Wydarzenia

Trzeba uważać na to, co się mówi i gdzie

Rozmowa z Andrzejem Pawlakiem, współprezesem stowarzyszenia Łączność Kryzysowa Podlasie (obok Waldemara Gintowta oraz Tomasza Szczęcha).

W jakim celu powstało Wasze stowarzyszenie?
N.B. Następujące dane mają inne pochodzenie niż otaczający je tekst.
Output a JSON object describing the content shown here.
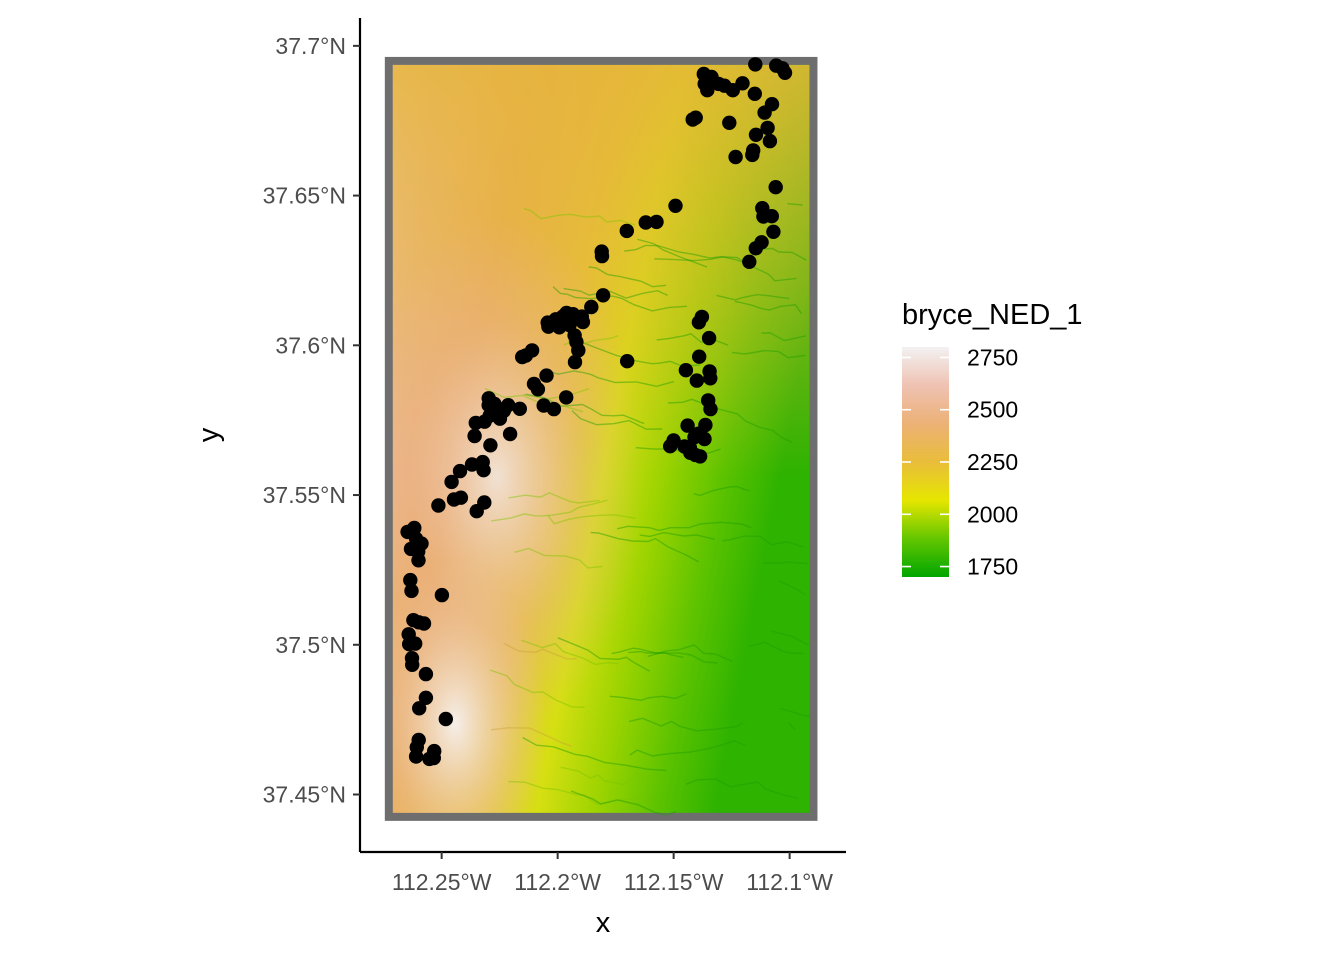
{
  "chart_data": {
    "type": "scatter",
    "subtype": "raster-map-with-points",
    "title": "",
    "xlabel": "x",
    "ylabel": "y",
    "x_ticks": [
      {
        "value": -112.25,
        "label": "112.25°W"
      },
      {
        "value": -112.2,
        "label": "112.2°W"
      },
      {
        "value": -112.15,
        "label": "112.15°W"
      },
      {
        "value": -112.1,
        "label": "112.1°W"
      }
    ],
    "y_ticks": [
      {
        "value": 37.45,
        "label": "37.45°N"
      },
      {
        "value": 37.5,
        "label": "37.5°N"
      },
      {
        "value": 37.55,
        "label": "37.55°N"
      },
      {
        "value": 37.6,
        "label": "37.6°N"
      },
      {
        "value": 37.65,
        "label": "37.65°N"
      },
      {
        "value": 37.7,
        "label": "37.7°N"
      }
    ],
    "xlim": [
      -112.2852,
      -112.0757
    ],
    "ylim": [
      37.4308,
      37.7093
    ],
    "grid": false,
    "raster": {
      "name": "bryce_NED_1",
      "extent": {
        "xmin": -112.2745,
        "xmax": -112.088,
        "ymin": 37.4412,
        "ymax": 37.6963
      },
      "description": "elevation raster"
    },
    "legend": {
      "title": "bryce_NED_1",
      "placement": "right",
      "range": [
        1700,
        2800
      ],
      "breaks": [
        {
          "value": 2750,
          "label": "2750"
        },
        {
          "value": 2500,
          "label": "2500"
        },
        {
          "value": 2250,
          "label": "2250"
        },
        {
          "value": 2000,
          "label": "2000"
        },
        {
          "value": 1750,
          "label": "1750"
        }
      ],
      "colors": [
        "#00a600",
        "#63c600",
        "#e6e600",
        "#e9bd3a",
        "#ecb176",
        "#efc2b3",
        "#f2f2f2"
      ]
    },
    "points": [
      [
        -112.2647,
        37.5377
      ],
      [
        -112.2618,
        37.539
      ],
      [
        -112.261,
        37.5354
      ],
      [
        -112.2587,
        37.5338
      ],
      [
        -112.2601,
        37.5311
      ],
      [
        -112.2632,
        37.532
      ],
      [
        -112.26,
        37.5282
      ],
      [
        -112.2635,
        37.5216
      ],
      [
        -112.263,
        37.518
      ],
      [
        -112.2622,
        37.5082
      ],
      [
        -112.2599,
        37.5075
      ],
      [
        -112.2576,
        37.5071
      ],
      [
        -112.2642,
        37.5035
      ],
      [
        -112.264,
        37.5002
      ],
      [
        -112.2614,
        37.5004
      ],
      [
        -112.2628,
        37.4955
      ],
      [
        -112.2627,
        37.4933
      ],
      [
        -112.2568,
        37.4902
      ],
      [
        -112.2568,
        37.4823
      ],
      [
        -112.2597,
        37.4788
      ],
      [
        -112.2599,
        37.4682
      ],
      [
        -112.2607,
        37.4658
      ],
      [
        -112.261,
        37.4627
      ],
      [
        -112.2532,
        37.4645
      ],
      [
        -112.2534,
        37.4622
      ],
      [
        -112.2553,
        37.4619
      ],
      [
        -112.2482,
        37.4752
      ],
      [
        -112.2499,
        37.5166
      ],
      [
        -112.2514,
        37.5465
      ],
      [
        -112.2457,
        37.5544
      ],
      [
        -112.2421,
        37.558
      ],
      [
        -112.2447,
        37.5485
      ],
      [
        -112.2417,
        37.5491
      ],
      [
        -112.2369,
        37.5602
      ],
      [
        -112.2358,
        37.5697
      ],
      [
        -112.2353,
        37.5741
      ],
      [
        -112.2349,
        37.5446
      ],
      [
        -112.2316,
        37.5475
      ],
      [
        -112.2319,
        37.5583
      ],
      [
        -112.2323,
        37.561
      ],
      [
        -112.2315,
        37.5745
      ],
      [
        -112.2297,
        37.5823
      ],
      [
        -112.2297,
        37.58
      ],
      [
        -112.2293,
        37.5765
      ],
      [
        -112.229,
        37.5666
      ],
      [
        -112.2272,
        37.5804
      ],
      [
        -112.2263,
        37.5772
      ],
      [
        -112.2249,
        37.5755
      ],
      [
        -112.2232,
        37.5781
      ],
      [
        -112.2213,
        37.58
      ],
      [
        -112.2205,
        37.5704
      ],
      [
        -112.2163,
        37.5788
      ],
      [
        -112.2153,
        37.5961
      ],
      [
        -112.2137,
        37.5966
      ],
      [
        -112.211,
        37.5983
      ],
      [
        -112.2102,
        37.5871
      ],
      [
        -112.2085,
        37.5853
      ],
      [
        -112.2048,
        37.5899
      ],
      [
        -112.206,
        37.5799
      ],
      [
        -112.2016,
        37.5787
      ],
      [
        -112.2043,
        37.6076
      ],
      [
        -112.204,
        37.6062
      ],
      [
        -112.2008,
        37.6087
      ],
      [
        -112.1993,
        37.606
      ],
      [
        -112.1978,
        37.6096
      ],
      [
        -112.1962,
        37.6108
      ],
      [
        -112.1965,
        37.6077
      ],
      [
        -112.1949,
        37.6067
      ],
      [
        -112.1934,
        37.6104
      ],
      [
        -112.1914,
        37.6089
      ],
      [
        -112.1896,
        37.6096
      ],
      [
        -112.1891,
        37.6078
      ],
      [
        -112.1927,
        37.6033
      ],
      [
        -112.1919,
        37.6011
      ],
      [
        -112.1911,
        37.5983
      ],
      [
        -112.1963,
        37.5826
      ],
      [
        -112.1925,
        37.5944
      ],
      [
        -112.1855,
        37.6128
      ],
      [
        -112.1804,
        37.6167
      ],
      [
        -112.1809,
        37.6298
      ],
      [
        -112.181,
        37.6313
      ],
      [
        -112.17,
        37.5947
      ],
      [
        -112.1702,
        37.6382
      ],
      [
        -112.162,
        37.641
      ],
      [
        -112.1574,
        37.6412
      ],
      [
        -112.1492,
        37.6466
      ],
      [
        -112.15,
        37.5682
      ],
      [
        -112.1515,
        37.5663
      ],
      [
        -112.1453,
        37.5662
      ],
      [
        -112.1447,
        37.5917
      ],
      [
        -112.144,
        37.5732
      ],
      [
        -112.143,
        37.5658
      ],
      [
        -112.1428,
        37.5641
      ],
      [
        -112.141,
        37.5693
      ],
      [
        -112.1407,
        37.5634
      ],
      [
        -112.1393,
        37.5705
      ],
      [
        -112.1386,
        37.5629
      ],
      [
        -112.14,
        37.5882
      ],
      [
        -112.139,
        37.5962
      ],
      [
        -112.1391,
        37.6077
      ],
      [
        -112.1378,
        37.6095
      ],
      [
        -112.1367,
        37.5687
      ],
      [
        -112.1363,
        37.5734
      ],
      [
        -112.1351,
        37.5816
      ],
      [
        -112.1345,
        37.5913
      ],
      [
        -112.1342,
        37.589
      ],
      [
        -112.1341,
        37.5787
      ],
      [
        -112.1347,
        37.6024
      ],
      [
        -112.1418,
        37.6754
      ],
      [
        -112.1405,
        37.676
      ],
      [
        -112.137,
        37.6906
      ],
      [
        -112.1366,
        37.6873
      ],
      [
        -112.1355,
        37.6852
      ],
      [
        -112.1337,
        37.6896
      ],
      [
        -112.1306,
        37.6873
      ],
      [
        -112.1281,
        37.6867
      ],
      [
        -112.1245,
        37.6852
      ],
      [
        -112.1203,
        37.6875
      ],
      [
        -112.126,
        37.6743
      ],
      [
        -112.1233,
        37.6629
      ],
      [
        -112.1157,
        37.6651
      ],
      [
        -112.1161,
        37.6636
      ],
      [
        -112.1148,
        37.6938
      ],
      [
        -112.115,
        37.684
      ],
      [
        -112.1145,
        37.6703
      ],
      [
        -112.1108,
        37.6777
      ],
      [
        -112.1076,
        37.6805
      ],
      [
        -112.1095,
        37.6726
      ],
      [
        -112.1085,
        37.6682
      ],
      [
        -112.1174,
        37.6279
      ],
      [
        -112.1146,
        37.6324
      ],
      [
        -112.1121,
        37.6344
      ],
      [
        -112.1118,
        37.6458
      ],
      [
        -112.1113,
        37.643
      ],
      [
        -112.1077,
        37.6431
      ],
      [
        -112.107,
        37.6379
      ],
      [
        -112.106,
        37.6528
      ],
      [
        -112.1058,
        37.6934
      ],
      [
        -112.1031,
        37.6925
      ],
      [
        -112.102,
        37.691
      ]
    ]
  }
}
Celem jest wsparcie łączności profesjonalnej – czyli policyjnej, pogotowia ratunkowego, straży pożarnej i innych organizacji czy urzędów – w  sytuacjach zagrożenia kryzysowego, takich jak powódź, wichura, pożar czy inny duży kataklizm. Nasze stowarzyszenie jest w stanie bardzo szybko się zorganizować i na swoich częstotliwościach – których mamy do wyboru bardzo dużo – nie używając częstotliwości profesjonalnych służb, zapewnić łączność do chwili, kiedy ta profesjonalna zostanie przywrócona.

Jak to wygląda?

Bierzemy swoje urządzenia, które są zasilane akumulatorami lub agregatami o dobrej wydajności i mają niewielkie rozmiary, żeby można było je przenieść. Zapewniają one łączność przez bardzo długi czas: możemy z nich korzystać nawet około doby bez ładowania –tak długo powinny umożliwiać łączność od stacji znajdującej się w miejscu zagrożonym do stacji, która będzie odbierała sygnał.
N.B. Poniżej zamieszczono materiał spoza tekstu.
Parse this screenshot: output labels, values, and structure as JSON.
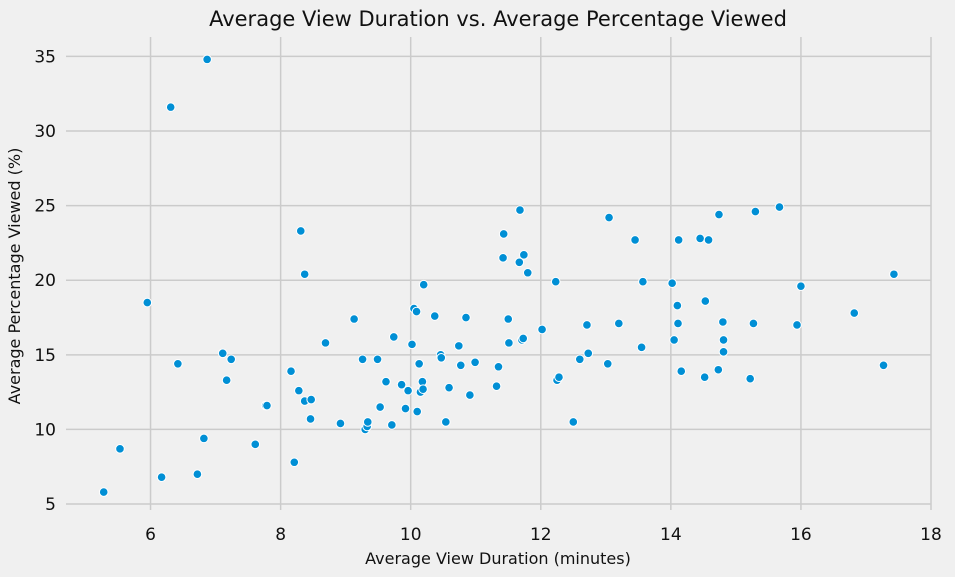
{
  "chart_data": {
    "type": "scatter",
    "title": "Average View Duration vs. Average Percentage Viewed",
    "xlabel": "Average View Duration (minutes)",
    "ylabel": "Average Percentage Viewed (%)",
    "xlim": [
      4.7,
      18
    ],
    "ylim": [
      4.6,
      36.3
    ],
    "xticks": [
      6,
      8,
      10,
      12,
      14,
      16,
      18
    ],
    "yticks": [
      5,
      10,
      15,
      20,
      25,
      30,
      35
    ],
    "grid": true,
    "legend": "none",
    "point_color": "#008fd5",
    "background": "#f0f0f0",
    "points": [
      [
        5.28,
        5.8
      ],
      [
        5.53,
        8.7
      ],
      [
        5.95,
        18.5
      ],
      [
        6.17,
        6.8
      ],
      [
        6.31,
        31.6
      ],
      [
        6.42,
        14.4
      ],
      [
        6.72,
        7.0
      ],
      [
        6.82,
        9.4
      ],
      [
        6.87,
        34.8
      ],
      [
        7.11,
        15.1
      ],
      [
        7.17,
        13.3
      ],
      [
        7.24,
        14.7
      ],
      [
        7.61,
        9.0
      ],
      [
        7.77,
        11.6
      ],
      [
        7.79,
        11.6
      ],
      [
        8.16,
        13.9
      ],
      [
        8.21,
        7.8
      ],
      [
        8.28,
        12.6
      ],
      [
        8.31,
        23.3
      ],
      [
        8.37,
        11.9
      ],
      [
        8.37,
        20.4
      ],
      [
        8.46,
        10.7
      ],
      [
        8.47,
        12.0
      ],
      [
        8.69,
        15.8
      ],
      [
        8.92,
        10.4
      ],
      [
        9.13,
        17.4
      ],
      [
        9.26,
        14.7
      ],
      [
        9.3,
        10.0
      ],
      [
        9.33,
        10.2
      ],
      [
        9.34,
        10.5
      ],
      [
        9.49,
        14.7
      ],
      [
        9.53,
        11.5
      ],
      [
        9.62,
        13.2
      ],
      [
        9.71,
        10.3
      ],
      [
        9.74,
        16.2
      ],
      [
        9.86,
        13.0
      ],
      [
        9.92,
        11.4
      ],
      [
        9.96,
        12.6
      ],
      [
        10.02,
        15.7
      ],
      [
        10.05,
        18.1
      ],
      [
        10.09,
        17.9
      ],
      [
        10.1,
        11.2
      ],
      [
        10.13,
        14.4
      ],
      [
        10.15,
        12.5
      ],
      [
        10.18,
        13.2
      ],
      [
        10.19,
        12.7
      ],
      [
        10.2,
        19.7
      ],
      [
        10.37,
        17.6
      ],
      [
        10.46,
        15.0
      ],
      [
        10.47,
        14.8
      ],
      [
        10.54,
        10.5
      ],
      [
        10.59,
        12.8
      ],
      [
        10.74,
        15.6
      ],
      [
        10.77,
        14.3
      ],
      [
        10.85,
        17.5
      ],
      [
        10.91,
        12.3
      ],
      [
        10.99,
        14.5
      ],
      [
        11.32,
        12.9
      ],
      [
        11.35,
        14.2
      ],
      [
        11.42,
        21.5
      ],
      [
        11.43,
        23.1
      ],
      [
        11.5,
        17.4
      ],
      [
        11.51,
        15.8
      ],
      [
        11.67,
        21.2
      ],
      [
        11.68,
        24.7
      ],
      [
        11.71,
        16.0
      ],
      [
        11.73,
        16.1
      ],
      [
        11.74,
        21.7
      ],
      [
        11.8,
        20.5
      ],
      [
        12.02,
        16.7
      ],
      [
        12.23,
        19.9
      ],
      [
        12.25,
        13.3
      ],
      [
        12.28,
        13.5
      ],
      [
        12.5,
        10.5
      ],
      [
        12.6,
        14.7
      ],
      [
        12.71,
        17.0
      ],
      [
        12.73,
        15.1
      ],
      [
        13.03,
        14.4
      ],
      [
        13.05,
        24.2
      ],
      [
        13.2,
        17.1
      ],
      [
        13.45,
        22.7
      ],
      [
        13.55,
        15.5
      ],
      [
        13.57,
        19.9
      ],
      [
        14.02,
        19.8
      ],
      [
        14.05,
        16.0
      ],
      [
        14.1,
        18.3
      ],
      [
        14.11,
        17.1
      ],
      [
        14.12,
        22.7
      ],
      [
        14.16,
        13.9
      ],
      [
        14.45,
        22.8
      ],
      [
        14.52,
        13.5
      ],
      [
        14.53,
        18.6
      ],
      [
        14.58,
        22.7
      ],
      [
        14.73,
        14.0
      ],
      [
        14.74,
        24.4
      ],
      [
        14.8,
        17.2
      ],
      [
        14.81,
        15.2
      ],
      [
        14.81,
        16.0
      ],
      [
        15.22,
        13.4
      ],
      [
        15.27,
        17.1
      ],
      [
        15.3,
        24.6
      ],
      [
        15.67,
        24.9
      ],
      [
        15.94,
        17.0
      ],
      [
        16.0,
        19.6
      ],
      [
        16.82,
        17.8
      ],
      [
        17.27,
        14.3
      ],
      [
        17.43,
        20.4
      ]
    ]
  }
}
Od kiedy działacie jako stowarzyszenie?

Stowarzyszenie zostało zarejestrowane we wrześniu 2016 roku i w tej chwili liczy już około 50 osób. To głównie studenci, emeryci, osoby pracujące, zdarzają się też całe rodziny! Większość z nas zaczynała od CB radia, potem było przedszkole krótkofalarskie i egzaminy państwowe, bowiem wszyscy krótkofalowcy są „weryfikowani” poprzez zdanie egzaminu państwowego – to daje nam uprawnienia do pracy, potwierdza, że się znamy.
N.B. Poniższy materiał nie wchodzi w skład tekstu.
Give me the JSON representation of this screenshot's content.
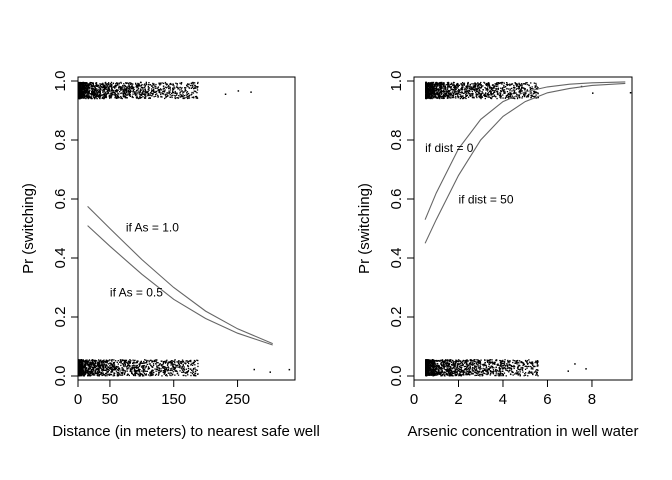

Jesteśmy organizacją non profit. Ten budynek (po szkole we wsi Izbiszcze – przyp. red.) dostaliśmy dzięki gościnności gminy Choroszcz. Nasza siedziba w Białymstoku jest w piwnicy i kiedy przychodziło więcej osób, to się wszyscy nie mieściliśmy. Kolega dał nam znać, że  w Izbiszczach stoi pusta szkoła, więc pojechaliśmy do urzędu w Choroszczy i dzięki przychylności pana burmistrza i radnych gminy dostaliśmy te pomieszczenia na wynajem.

Jakie akcje macie do tej pory na koncie?

Ostatnio pomogliśmy na przykład ustalić dane osób, które dokonały zatrzymania pociągów, używając sygnału radio-stop, zostały one aresztowane. Amatorskie radia krótkofalarskie tym się różnią od innych, że można słuchać bardzo szeroko – od pasma lotniczego po pasmo telefonii komórkowej (ale rozmawiać możemy tylko tam, gdzie mamy uprawnienia). Część firm zabezpiecza się, szyfrując rozmowy, ale część – jak na przykład PKP – tego nie robi i można ich słuchać. Udało nam się namierzyć te osoby właściwie przez przypadek – rozpoznaliśmy ich głosy. Trzeba uważać na to, co się mówi i gdzie (śmiech).

Jeśli zaś chodzi o sytuacje kryzysowe: powodzie czy tornada na razie na szczęście mijają nasz rejon, ale nasze stowarzyszenie jest gotowe. Mamy dwie grupy szybkiej reakcji, które przechodzą sukcesywnie ćwiczenia: wyjeżdżają poza miasto i w celu treningu dokonują  łączności.

Jak się zaczęła Pana pasja?

Zaczęło się od wypadku w latach 90. Jechałem do pracy, wjechał we mnie kierowca fiata 125. Obie nogi miałem połamane i przez rok nie chodziłem, więc potrzebowałem jakiegoś zajęcia. Początkowo było to gotowanie, ale potem kupiłem sobie CB radio, które akurat wtedy zaczynało być w Polsce popularne. Kiedy się wyleczyłem, pasja nie minęła i skończyło się tak, że zajmuje się tym już od 30 lat (śmiech).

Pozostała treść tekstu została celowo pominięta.